Pero antes de entrar en las posibilidades que se abren gracias a la intervención fiscal, me interesa aclarar lo que corresponde a este servidor. De los cuatro supuestos “recibos” que se exhiben para implicarme en la polémica de los sobresueldos, en al menos dos de ellos la firma que aparece es falsa. Repito: esas firmas están FALSIFICADAS, no son mías. A partir de ese solo dato, y por deducción lógica, albergo la sospecha de que los otros dos papeles también han sido manipulados de alguna manera (cosa fácil de hacer con las tecnologías disponibles).

Protegido bajo las “naguas” de Daniel Ortega, el expresidente Funes lanzó un tuit difamatorio en mi contra aprovechándose de la pretendida “revelación”, a lo que respondí ofreciéndole pagar su boleto aéreo en primera clase, Managua-San Salvador, para que me viniera a probar que las firmas en esos documentos son efectivamente mías.

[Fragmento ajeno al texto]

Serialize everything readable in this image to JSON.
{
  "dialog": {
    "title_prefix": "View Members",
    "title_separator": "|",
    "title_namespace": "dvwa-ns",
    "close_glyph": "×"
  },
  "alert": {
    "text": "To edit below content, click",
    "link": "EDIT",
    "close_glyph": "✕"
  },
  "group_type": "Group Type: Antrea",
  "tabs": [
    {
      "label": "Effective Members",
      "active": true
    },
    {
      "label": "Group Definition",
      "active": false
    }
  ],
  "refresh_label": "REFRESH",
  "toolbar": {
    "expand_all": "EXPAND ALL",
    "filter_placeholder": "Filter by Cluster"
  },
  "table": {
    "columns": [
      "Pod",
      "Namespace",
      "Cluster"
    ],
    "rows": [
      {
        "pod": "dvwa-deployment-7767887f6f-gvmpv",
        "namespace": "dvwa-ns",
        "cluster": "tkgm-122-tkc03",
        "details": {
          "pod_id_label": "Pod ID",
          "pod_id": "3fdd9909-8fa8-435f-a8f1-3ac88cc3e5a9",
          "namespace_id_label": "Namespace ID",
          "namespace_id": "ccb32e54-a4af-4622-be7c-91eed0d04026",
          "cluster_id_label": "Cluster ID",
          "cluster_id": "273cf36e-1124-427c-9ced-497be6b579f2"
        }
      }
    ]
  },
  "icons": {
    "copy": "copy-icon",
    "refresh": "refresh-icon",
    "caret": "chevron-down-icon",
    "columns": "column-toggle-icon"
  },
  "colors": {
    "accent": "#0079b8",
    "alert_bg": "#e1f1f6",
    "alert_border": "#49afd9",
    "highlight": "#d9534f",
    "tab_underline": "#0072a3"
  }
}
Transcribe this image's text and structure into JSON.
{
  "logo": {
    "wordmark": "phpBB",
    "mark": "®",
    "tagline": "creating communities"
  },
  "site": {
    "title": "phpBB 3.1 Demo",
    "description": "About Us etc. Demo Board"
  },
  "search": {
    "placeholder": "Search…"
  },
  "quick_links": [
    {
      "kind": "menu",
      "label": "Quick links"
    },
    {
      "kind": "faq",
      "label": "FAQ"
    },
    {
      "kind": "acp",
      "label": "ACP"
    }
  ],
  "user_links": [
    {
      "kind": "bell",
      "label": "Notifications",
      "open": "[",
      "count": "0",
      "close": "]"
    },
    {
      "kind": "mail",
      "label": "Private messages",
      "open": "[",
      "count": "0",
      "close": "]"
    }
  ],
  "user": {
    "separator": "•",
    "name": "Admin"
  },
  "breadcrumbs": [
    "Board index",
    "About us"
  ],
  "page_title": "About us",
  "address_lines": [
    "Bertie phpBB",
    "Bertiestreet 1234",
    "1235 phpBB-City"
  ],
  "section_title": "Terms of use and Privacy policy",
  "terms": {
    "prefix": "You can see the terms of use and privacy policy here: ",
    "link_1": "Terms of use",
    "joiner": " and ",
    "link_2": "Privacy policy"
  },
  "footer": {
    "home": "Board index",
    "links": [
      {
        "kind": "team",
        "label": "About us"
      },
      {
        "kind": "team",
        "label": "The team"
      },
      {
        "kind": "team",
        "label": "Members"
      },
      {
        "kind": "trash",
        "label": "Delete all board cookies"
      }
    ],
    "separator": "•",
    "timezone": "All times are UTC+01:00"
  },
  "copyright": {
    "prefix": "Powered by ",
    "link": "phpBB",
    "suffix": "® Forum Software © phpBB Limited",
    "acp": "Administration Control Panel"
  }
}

El ilustre asilado, por cierto, sigue sin dar respuesta a mi generosa oferta: se ve que la valentía solo le alcanza para las yemas de sus dedos.

Ahora bien, aunque los cuatro “recibos” de Federico Hernández sean falsos, es imposible descartar que más de alguno de los documentos puestos a circular sobre otros exfuncionarios tengan algún grado de autenticidad. Pero si así fuera, ¿quién debería revelar la fuente originaria de esos recibos? Obviamente, el sujeto que los subió a internet, que ante la Fiscalía no podrá alegar que la “ética” le obliga a guardar el secreto. Y eso es lo paradójico de que los grupos de fachada del oficialismo pusieran el aviso en sede fiscal, porque han puesto en graves aprietos al incauto personaje de las “revelaciones”.

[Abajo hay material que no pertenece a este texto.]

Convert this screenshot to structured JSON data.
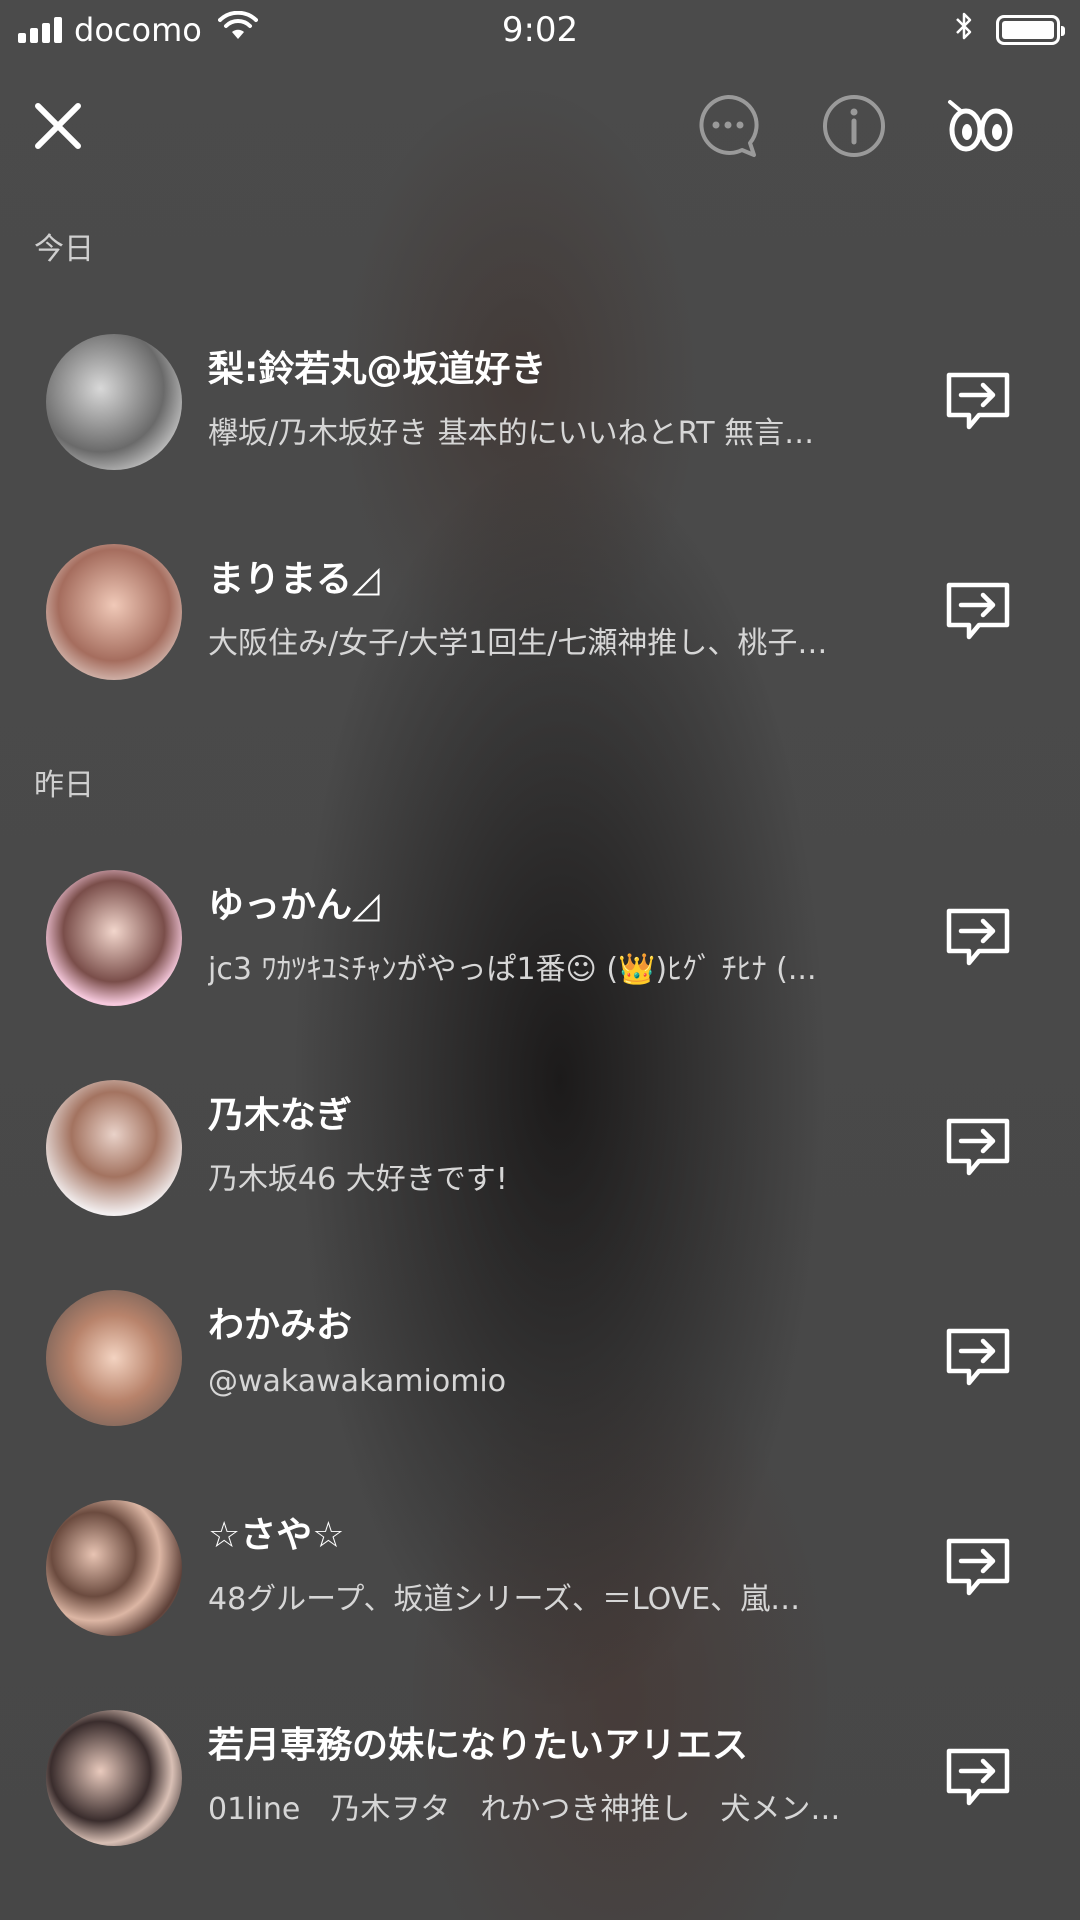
{
  "status_bar": {
    "carrier": "docomo",
    "time": "9:02"
  },
  "toolbar": {
    "close_icon": "close-icon",
    "chat_icon": "chat-bubble-icon",
    "info_icon": "info-icon",
    "footprints_icon": "footprint-eyes-icon"
  },
  "sections": [
    {
      "label": "今日",
      "rows": [
        {
          "name": "梨:鈴若丸@坂道好き",
          "description": "欅坂/乃木坂好き 基本的にいいねとRT 無言…"
        },
        {
          "name": "まりまる◿",
          "description": "大阪住み/女子/大学1回生/七瀬神推し、桃子…"
        }
      ]
    },
    {
      "label": "昨日",
      "rows": [
        {
          "name": "ゆっかん◿",
          "description": "jc3 ﾜｶﾂｷﾕﾐﾁｬﾝがやっぱ1番☺ (👑)ﾋｸﾞ ﾁﾋﾅ (..."
        },
        {
          "name": "乃木なぎ",
          "description": "乃木坂46  大好きです!"
        },
        {
          "name": "わかみお",
          "description": "@wakawakamiomio"
        },
        {
          "name": "☆さや☆",
          "description": "48グループ、坂道シリーズ、＝LOVE、嵐…"
        },
        {
          "name": "若月専務の妹になりたいアリエス",
          "description": "01line　乃木ヲタ　れかつき神推し　犬メン…"
        }
      ]
    }
  ],
  "colors": {
    "background": "#4a4a4a",
    "text_primary": "#ffffff",
    "text_secondary": "#d6d6d6",
    "icon_muted": "#9a9a9a"
  }
}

Como es lógico pensar, únicamente existen dos fuentes posibles de los hipotéticos originales de estos documentos: los archivos incautados (y en custodia, supongo, de la PNC) que pertenecían a Élmer Charlaix, ex secretario privado de Tony Saca, o los archivos de la actual Casa Presidencial. En ambos casos podríamos estar delante de la configuración de delitos, porque la Fiscalía ha ordenado el resguardo de los documentos incautados mientras se procesa al exmandatario –lo que impediría, teóricamente, su sustracción, ya no digamos su circulación pública por internet– y porque si fueran personeros de CAPRES los responsables de las filtraciones, sería nuestro Gobierno el obligado a dar explicaciones convincentes.

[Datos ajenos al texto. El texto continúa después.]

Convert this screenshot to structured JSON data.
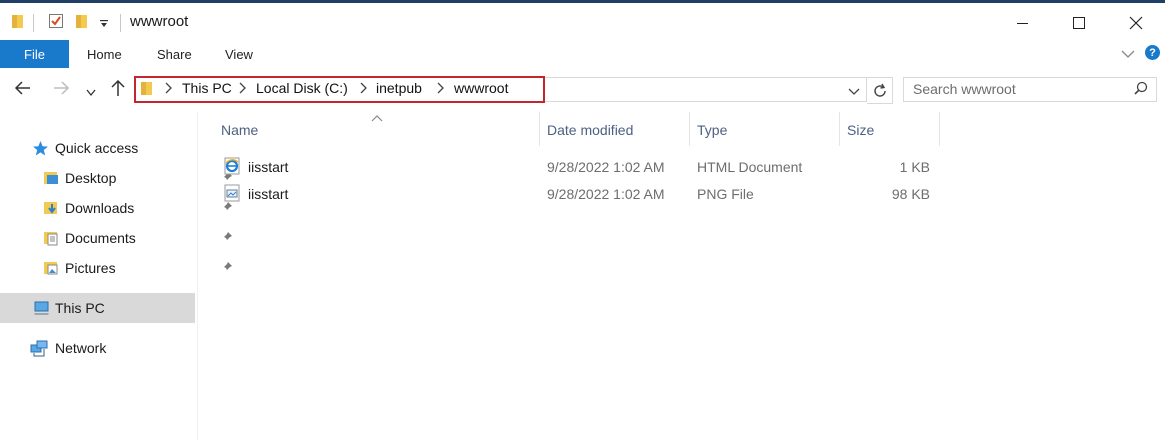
{
  "window": {
    "title": "wwwroot",
    "controls": [
      "minimize",
      "maximize",
      "close"
    ]
  },
  "ribbon": {
    "tabs": [
      "File",
      "Home",
      "Share",
      "View"
    ],
    "help_glyph": "?"
  },
  "address": {
    "breadcrumbs": [
      "This PC",
      "Local Disk (C:)",
      "inetpub",
      "wwwroot"
    ]
  },
  "search": {
    "placeholder": "Search wwwroot"
  },
  "nav": {
    "quick_access": "Quick access",
    "pinned": [
      {
        "label": "Desktop",
        "icon": "desktop-folder-icon"
      },
      {
        "label": "Downloads",
        "icon": "downloads-folder-icon"
      },
      {
        "label": "Documents",
        "icon": "documents-folder-icon"
      },
      {
        "label": "Pictures",
        "icon": "pictures-folder-icon"
      }
    ],
    "this_pc": "This PC",
    "network": "Network"
  },
  "columns": {
    "name": "Name",
    "date": "Date modified",
    "type": "Type",
    "size": "Size"
  },
  "files": [
    {
      "name": "iisstart",
      "date": "9/28/2022 1:02 AM",
      "type": "HTML Document",
      "size": "1 KB",
      "icon": "html-document-icon"
    },
    {
      "name": "iisstart",
      "date": "9/28/2022 1:02 AM",
      "type": "PNG File",
      "size": "98 KB",
      "icon": "png-file-icon"
    }
  ],
  "colors": {
    "accent": "#1979ca",
    "highlight_border": "#c0282d",
    "selected_bg": "#d9d9d9",
    "header_text": "#4d6082"
  }
}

Por mi parte descarto que el señor fiscal general, Lic. Douglas Meléndez, se esté prestando a maniobras tan bajas, pero es posible que haya elementos infiltrados en su institución que estén sustrayendo pruebas documentales ilícitamente. Y en lo referente a ciertos funcionarios oscuros del actual gabinete de gobierno, yo, sinceramente, los creo capaces de hacer cualquier cosa con tal de desacreditar a quienes adversamos al régimen.

Pero si el gobierno pretende intimidar con estas canalladas a sus críticos, justo como el chavismo empezó a hacer en Venezuela hace varios años, somos muchos los que vamos a enfrentar semejante podredumbre con un arma bastante más poderosa: la limpieza de conciencia.